Don’t be pushy or imply you have any expectations about what the listener should do. Be clear that you’re talking only about your views.
Actually listen to them. And don’t reply in any way that sounds like a rebuttal.
Maintain your personal connections to who you’re talking to. Always end the conversation with something reinforcing a connection.
These are actually general “people” skills that we should all be practicing all the done, but it’s good to have some introspection about it.

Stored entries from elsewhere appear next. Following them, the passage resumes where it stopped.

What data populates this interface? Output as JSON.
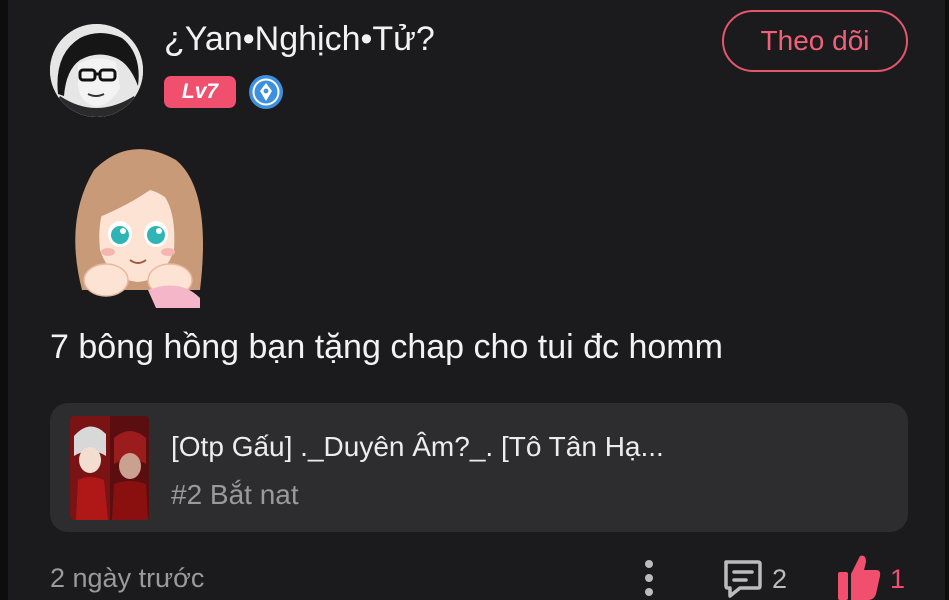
{
  "user": {
    "name": "¿Yan•Nghịch•Tử?",
    "level": "Lv7",
    "follow_label": "Theo dõi"
  },
  "comment": {
    "text": "7 bông hồng bạn tặng chap cho tui đc homm"
  },
  "story": {
    "title": "[Otp Gấu] ._Duyên Âm?_. [Tô Tân Hạ...",
    "chapter": "#2 Bắt nat"
  },
  "footer": {
    "timestamp": "2 ngày trước",
    "comment_count": "2",
    "like_count": "1"
  },
  "colors": {
    "accent": "#f0506e",
    "background": "#1b1b1d",
    "card": "#2d2d30",
    "muted_text": "#9a9a9a",
    "verified_blue": "#3d8fe0"
  },
  "icons": [
    "verified-icon",
    "more-icon",
    "comment-icon",
    "like-icon"
  ]
}
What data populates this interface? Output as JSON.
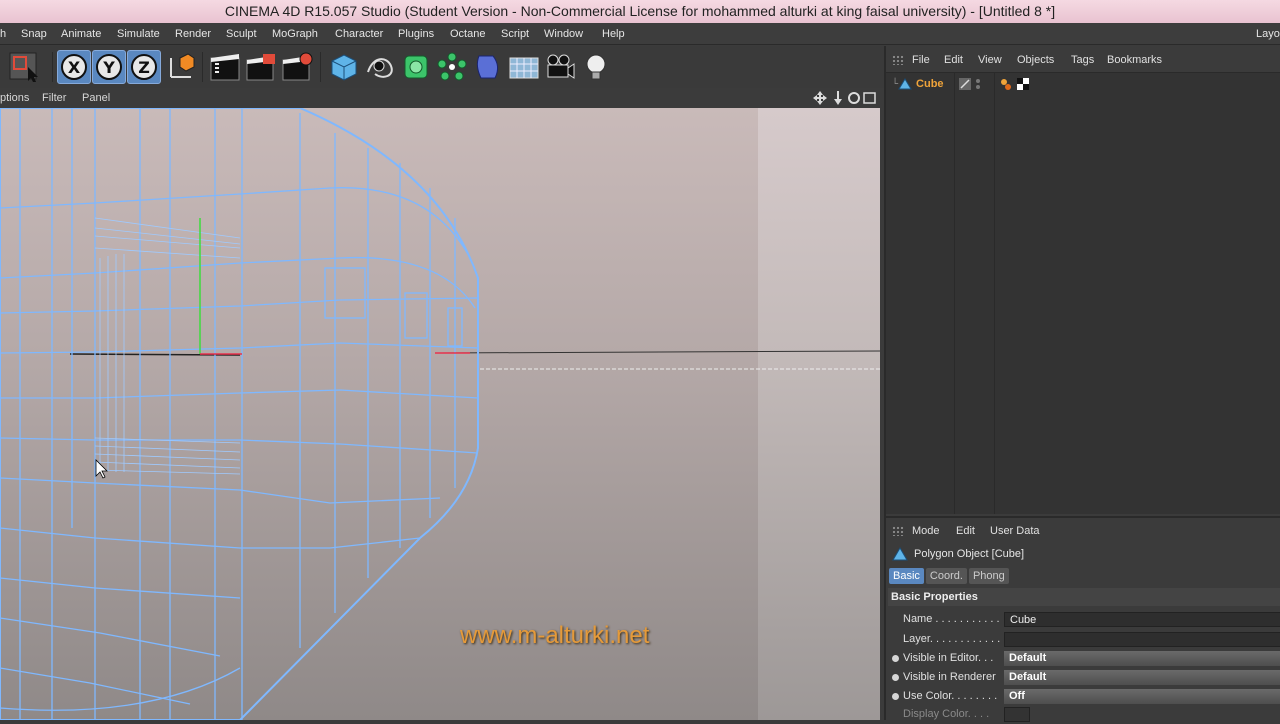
{
  "window": {
    "title": "CINEMA 4D R15.057 Studio (Student Version - Non-Commercial License for mohammed alturki at king faisal university) - [Untitled 8 *]"
  },
  "menubar": {
    "items": [
      "h",
      "Snap",
      "Animate",
      "Simulate",
      "Render",
      "Sculpt",
      "MoGraph",
      "Character",
      "Plugins",
      "Octane",
      "Script",
      "Window",
      "Help"
    ],
    "layout_label": "Layo"
  },
  "toolbar": {
    "axis_x": "X",
    "axis_y": "Y",
    "axis_z": "Z",
    "icons": [
      "render-region-icon",
      "cursor-icon",
      "coordinate-system-icon",
      "render-view-icon",
      "render-picture-viewer-icon",
      "edit-render-settings-icon",
      "cube-primitive-icon",
      "spline-pen-icon",
      "subdivision-surface-icon",
      "array-icon",
      "deformer-icon",
      "floor-icon",
      "camera-icon",
      "light-icon"
    ]
  },
  "viewport": {
    "menu": [
      "ptions",
      "Filter",
      "Panel"
    ],
    "watermark": "www.m-alturki.net"
  },
  "object_manager": {
    "menu": [
      "File",
      "Edit",
      "View",
      "Objects",
      "Tags",
      "Bookmarks"
    ],
    "objects": [
      {
        "name": "Cube",
        "icon": "polygon-object-icon"
      }
    ]
  },
  "attribute_manager": {
    "menu": [
      "Mode",
      "Edit",
      "User Data"
    ],
    "title": "Polygon Object [Cube]",
    "tabs": [
      "Basic",
      "Coord.",
      "Phong"
    ],
    "active_tab": "Basic",
    "section": "Basic Properties",
    "properties": [
      {
        "label": "Name . . . . . . . . . . .",
        "value": "Cube"
      },
      {
        "label": "Layer. . . . . . . . . . . .",
        "value": ""
      },
      {
        "label": "Visible in Editor. . .",
        "value": "Default"
      },
      {
        "label": "Visible in Renderer",
        "value": "Default"
      },
      {
        "label": "Use Color. . . . . . . .",
        "value": "Off"
      },
      {
        "label": "Display Color. . . .",
        "value": ""
      }
    ]
  },
  "colors": {
    "accent": "#5a88c0",
    "selected_object": "#f0a43a",
    "wireframe": "#7fb8ff",
    "watermark": "#e59a3a"
  }
}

The one avowed libertarian I know well strongly believes Chump will be horrible for the nation and himself, and must be defeated. Just one anecdata point.
geez, it must be nice to be able to instantly evaluate the goodness of a person you have never met based on such a brief description…especially when the person that actually knows them (Puzzlegal) states the opposite.
I live in rural western Pennsylvania. If I totally cut off all interactions with “troglodytes”, I’d only talk to my gf, two neighbors, and four or five other folks.
A hardcore economic libertarian really shouldn’t be voting for either of them. A primarily social libertarian (which likely isn’t this guy) should be voting for Harris.
The description contained all the salient points I needed for an evaluation. Just like I can immediately evaluate the goodness of someone with a MAGA hat, a copy of Dianetics or a God Hates Fags sign.
They’ve stated they believe they can change. But they haven’t said anything that actually overturns the idea that their friend right now isn’t “a decent guy”.
“Transphobe” and “decent guy” are mutually exclusive. puzzlegal may not believe that, but I do.
That’s leaving aside what I think about libertarians…
I wouldn’t live in a place where that was the case, but each to their own.
If Harris was really advocating for Soviet-style price controls on basic goods, that would be totally unconscionable to a libertarian, or really anyone that considers themselves even capitalist-leaning. Trump isn’t a libertarian’s best friend, but he sure isn’t advocating anything like that.
I don’t think she’s actually doing that either, but there’s not a huge amount of ground between that and policies that don’t actually do anything (but may still have populist appeal). And there’s not enough detail yet to figure out where on that narrow spectrum the policy lies. As I said, I haven’t read anything yet about it being limited to emergencies or whatever (though that may be the case).
That said, there are other policies that could be attractive to a pragmatic libertarian. Biden has pushed for Medicare drug price negotiation. A libertarian isn’t going to support Medicare–but given that it actually exists and isn’t going anywhere, a libertarian should support negotiation, so that the government at least gets a market price. As compared to the crony capitalist version where they weren’t allowed to negotiate prices.
The OP says the friend is smart. So I’m inclined to believe that they can handle this sort of second-order thinking (i.e., “you don’t support X, but given that X exists, you should still support policy Y that makes X as good as possible”). That isn’t going to turn him into a Harris supporter but may give him some food for thought.